The attack against Qatar’s RasGas, one of the world’s largest exporters of LNG, was likely to be the same Shamoon malware that downed Saudi Aramco’s office network, and appears to have been deliberate sabotage, according to reports in the Wall Street Journal.
Reiterating a Kaspersky research note dubbing the originators of the Shamoon malware “script-kiddies,” an expert from the internet security firm has observed that while the Saudi Aramco attack was “clearly an act of sabotage,” there are “beginner-level bugs in the code” of the Shamoon virus which suggests it is an attack from ‘hacktivist’ saboteurs rather than a state actor.
Both RasGas and Aramco were suddenly hit by malware that took down workstations and office functions. Both companies say core operations were unaffected as the systems responsible for production and shipping are isolated from the internet and office systems.
At the time of writing, RasGas emails to verified addresses at RasGas continue to bounce back with a permanent delivery failure error message. The RasGas website (www.rasgas.com) has been taken offline and replaced with a holding page.

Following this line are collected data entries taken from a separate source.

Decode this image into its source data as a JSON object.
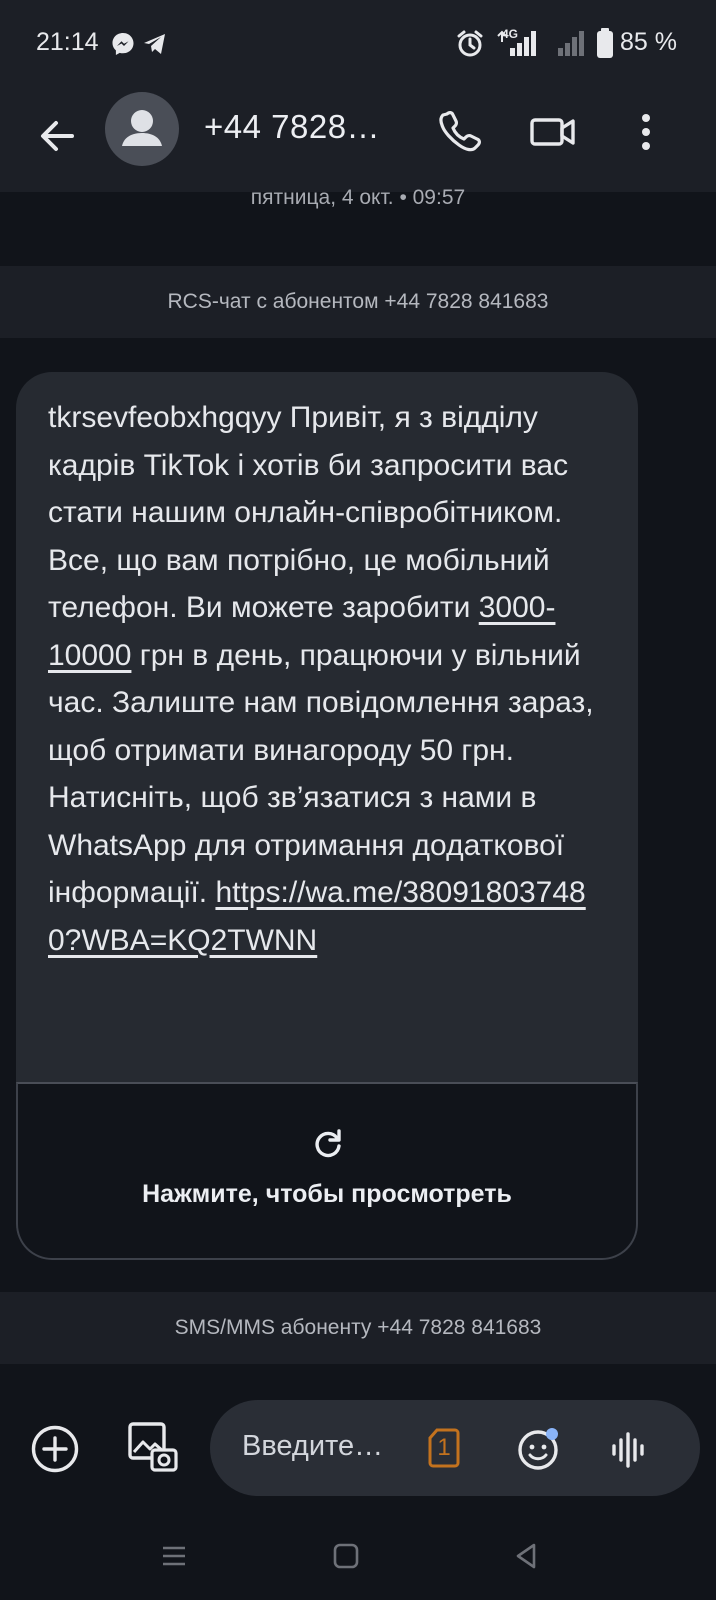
{
  "status_bar": {
    "time": "21:14",
    "battery": "85 %",
    "network": "4G",
    "icons": [
      "messenger-icon",
      "telegram-icon",
      "alarm-icon",
      "signal-icon",
      "battery-icon"
    ]
  },
  "header": {
    "title": "+44 7828…",
    "icons": [
      "back-arrow-icon",
      "avatar-person-icon",
      "phone-icon",
      "video-call-icon",
      "more-vert-icon"
    ]
  },
  "conversation": {
    "date_separator": "пятница, 4 окт. • 09:57",
    "rcs_notice": "RCS-чат с абонентом +44 7828 841683",
    "message": {
      "text_part1": "tkrsevfeobxhgqyy Привіт, я з відділу кадрів TikTok і хотів би запросити вас стати нашим онлайн-співробітником. Все, що вам потрібно, це мобільний телефон. Ви можете заробити ",
      "amount_link": "3000-10000",
      "text_part2": " грн в день, працюючи у вільний час. Залиште нам повідомлення зараз, щоб отримати винагороду 50 грн. Натисніть, щоб зв’язатися з нами в WhatsApp для отримання додаткової інформації. ",
      "url": "https://wa.me/380918037480?WBA=KQ2TWNN"
    },
    "preview": {
      "label": "Нажмите, чтобы просмотреть",
      "icon": "refresh-icon"
    },
    "sms_notice": "SMS/MMS абоненту +44 7828 841683"
  },
  "compose": {
    "placeholder": "Введите…",
    "sim_badge": "1",
    "icons": [
      "add-icon",
      "gallery-icon",
      "sim-icon",
      "emoji-icon",
      "voice-icon"
    ]
  },
  "nav": {
    "icons": [
      "recents-icon",
      "home-icon",
      "back-icon"
    ]
  },
  "colors": {
    "background": "#11141a",
    "surface": "#1c1f26",
    "bubble": "#262a31",
    "accent_sim": "#c3721e",
    "badge_dot": "#8ab4f8"
  }
}
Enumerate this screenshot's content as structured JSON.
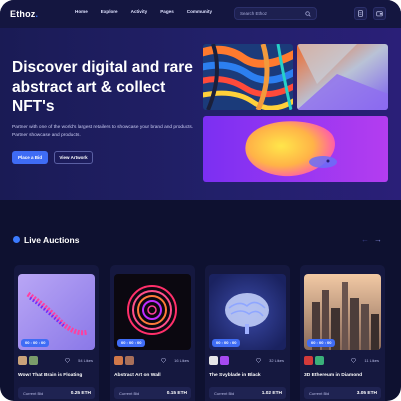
{
  "header": {
    "logo_main": "Ethoz",
    "logo_dot": ".",
    "nav": [
      "Home",
      "Explore",
      "Activity",
      "Pages",
      "Community"
    ],
    "search_placeholder": "Search Ethoz",
    "icons": [
      "search-icon",
      "document-icon",
      "wallet-icon"
    ]
  },
  "hero": {
    "title": "Discover digital and rare abstract art & collect NFT's",
    "description": "Partner with one of the world's largest retailers to showcase your brand and products. Partner showcase and products.",
    "primary_button": "Place a Bid",
    "secondary_button": "View Artwork"
  },
  "auctions": {
    "title": "Live Auctions",
    "cards": [
      {
        "timer": "00 : 00 : 00",
        "likes": "54 Likes",
        "title": "Wow! That Brain is Floating",
        "bid_label": "Current Bid",
        "bid_value": "0.25 ETH"
      },
      {
        "timer": "00 : 00 : 00",
        "likes": "16 Likes",
        "title": "Abstract Art on Wall",
        "bid_label": "Current Bid",
        "bid_value": "0.15 ETH"
      },
      {
        "timer": "00 : 00 : 00",
        "likes": "32 Likes",
        "title": "The Svyblade in Black",
        "bid_label": "Current Bid",
        "bid_value": "1.02 ETH"
      },
      {
        "timer": "00 : 00 : 00",
        "likes": "11 Likes",
        "title": "3D Ethereum in Diamond",
        "bid_label": "Current Bid",
        "bid_value": "3.05 ETH"
      }
    ]
  },
  "colors": {
    "background": "#0e1130",
    "accent": "#3f6cf5",
    "card": "#15183f"
  }
}
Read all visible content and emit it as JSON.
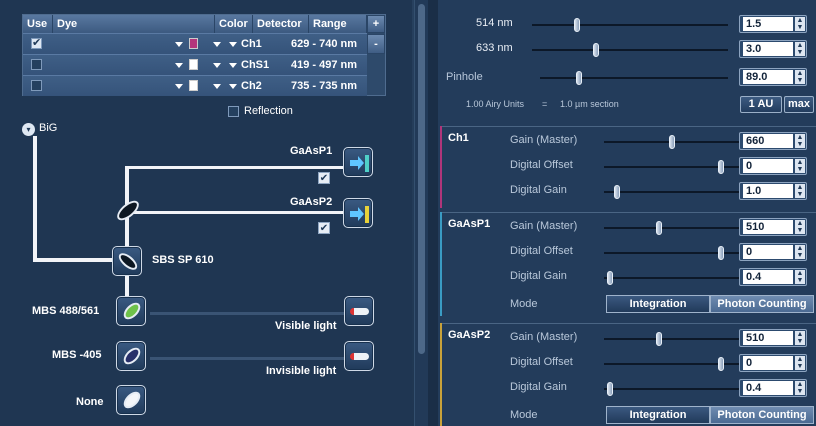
{
  "dye_table": {
    "headers": {
      "use": "Use",
      "dye": "Dye",
      "color": "Color",
      "detector": "Detector",
      "range": "Range"
    },
    "add_button": "+",
    "remove_button": "-",
    "rows": [
      {
        "checked": true,
        "color": "#b4367c",
        "detector": "Ch1",
        "range": "629 - 740 nm"
      },
      {
        "checked": false,
        "color": "#ffffff",
        "detector": "ChS1",
        "range": "419 - 497 nm"
      },
      {
        "checked": false,
        "color": "#ffffff",
        "detector": "Ch2",
        "range": "735 - 735 nm"
      }
    ],
    "reflection_label": "Reflection"
  },
  "light_path": {
    "big_label": "BiG",
    "gaasp1_label": "GaAsP1",
    "gaasp2_label": "GaAsP2",
    "sbs_label": "SBS SP 610",
    "mbs1_label": "MBS 488/561",
    "mbs2_label": "MBS -405",
    "none_label": "None",
    "visible_label": "Visible light",
    "invisible_label": "Invisible light"
  },
  "lasers": [
    {
      "label": "514 nm",
      "value": "1.5",
      "level": 0.22
    },
    {
      "label": "633 nm",
      "value": "3.0",
      "level": 0.32
    }
  ],
  "pinhole": {
    "label": "Pinhole",
    "value": "89.0",
    "level": 0.2,
    "info_units": "1.00 Airy Units",
    "info_eq": "=",
    "info_section": "1.0 µm section",
    "au_button": "1 AU",
    "max_button": "max"
  },
  "channels": [
    {
      "name": "Ch1",
      "accent": "#b0357a",
      "gain_label": "Gain (Master)",
      "gain": "660",
      "gain_level": 0.5,
      "offset_label": "Digital Offset",
      "offset": "0",
      "offset_level": 0.88,
      "dgain_label": "Digital Gain",
      "dgain": "1.0",
      "dgain_level": 0.08
    },
    {
      "name": "GaAsP1",
      "accent": "#3a9cc4",
      "gain_label": "Gain (Master)",
      "gain": "510",
      "gain_level": 0.4,
      "offset_label": "Digital Offset",
      "offset": "0",
      "offset_level": 0.88,
      "dgain_label": "Digital Gain",
      "dgain": "0.4",
      "dgain_level": 0.02,
      "mode_label": "Mode",
      "mode_a": "Integration",
      "mode_b": "Photon Counting"
    },
    {
      "name": "GaAsP2",
      "accent": "#c9a23a",
      "gain_label": "Gain (Master)",
      "gain": "510",
      "gain_level": 0.4,
      "offset_label": "Digital Offset",
      "offset": "0",
      "offset_level": 0.88,
      "dgain_label": "Digital Gain",
      "dgain": "0.4",
      "dgain_level": 0.02,
      "mode_label": "Mode",
      "mode_a": "Integration",
      "mode_b": "Photon Counting"
    }
  ]
}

While headline operations have not been affected, both companies are likely to have lost hundreds of hours of work as a result of workstations being wiped by the Shamoon bug, and the process of cleansing and restoring workstations across these large companies will have taken hundreds hours more of technician time. Niether Aramco nor RasGas will estimate the business impact of their respective virus attacks.
Technology journalist Mark Sutton says the region’s companies must now take cyber security seriously. “The question is,” he ask, “whether organizations in the region will finally hear this wake up call?”